My intention is working on a suit of functions that could train the different codes and organize them in a suit of results. The models I select by instance are: Lasso, Random Forest, SVM, Linear Model and Neural Network. To tune some models I intend to use the references of Max Kuhn: https://topepo.github.io/caret/available-models.html. However, since each model requires different tuning parameters, I'm in doubt how to set them:
First I set up the grid to 'nnet' model tunning. Here I selected different number of nodes in hidden layer and the decay coefficient:
my.grid <- expand.grid(size=seq(from = 1, to = 10, by = 1), decay = seq(from = 0.1, to = 0.5, by = 0.1))

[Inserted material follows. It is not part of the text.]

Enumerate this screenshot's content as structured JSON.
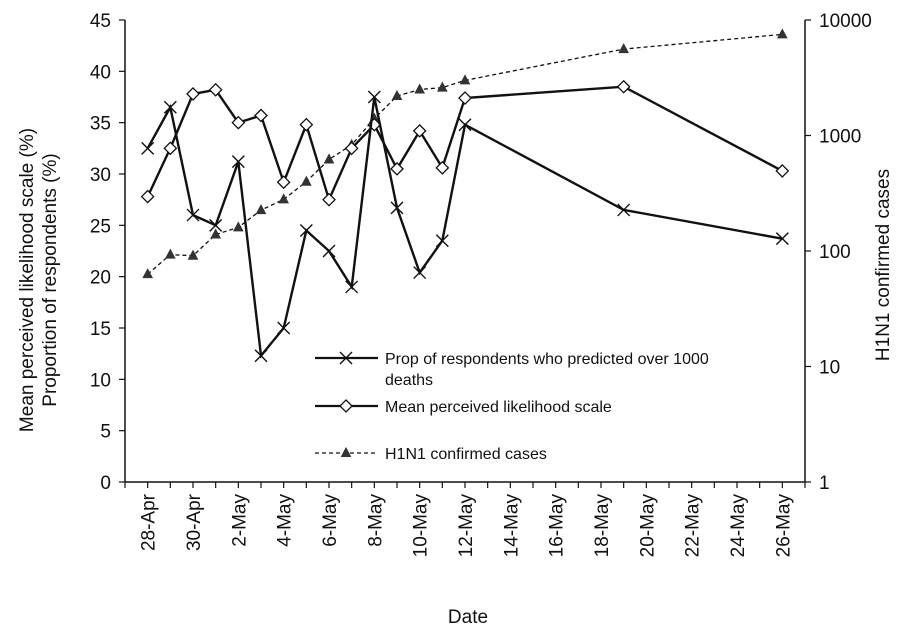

Then I construct the functions that will run the five models 5 times in a 6-fold configuration:
my_list_model <- function(model) {
set.seed(1)
train.control <- trainControl(method = "repeatedcv",
number = 6,
repeats = 5,
returnResamp = "all",
savePredictions = "all")
# The tunning configurations of machine learning models:
set.seed(1)
fit_m <- train(ST1 ~.,
data = train, # my original dataframe, not showed in this code
method = model,
metric = "RMSE",
preProcess = "scale",
trControl = train.control
linout = 1 # linear activation function output
trace = FALSE
maxit = 1000
tuneGrid = my.grid) # Here is how I call the tune of 'nnet' parameters
return(fit_m)
}
Lastly, I execute the five models:
lapply(list(
Lass = "lasso",
RF = "rf",
SVM = "svmLinear",
OLS = "lm",
NN = "nnet"),
my_list_model) -> model_list
However, when I run this, it shows:
Error: The tuning parameter grid should not have columns fraction
By what I understood, I didn't know how to specify very well the tune parameters. If I try to throw away the 'nnet' model and change it, for example, to a XGBoost model, in the penultimate line, it seems it works well and results would be calculated. That is, it seems the problem is with the 'nnet' tuning parameters.
Then, I think my real question is: how to configure these different parameters of models, in special the 'nnet' model. In addition, since I didn't need to set up the parameters of lasso, random forest, svmLinear and linear model, how were they tuned by the caret package?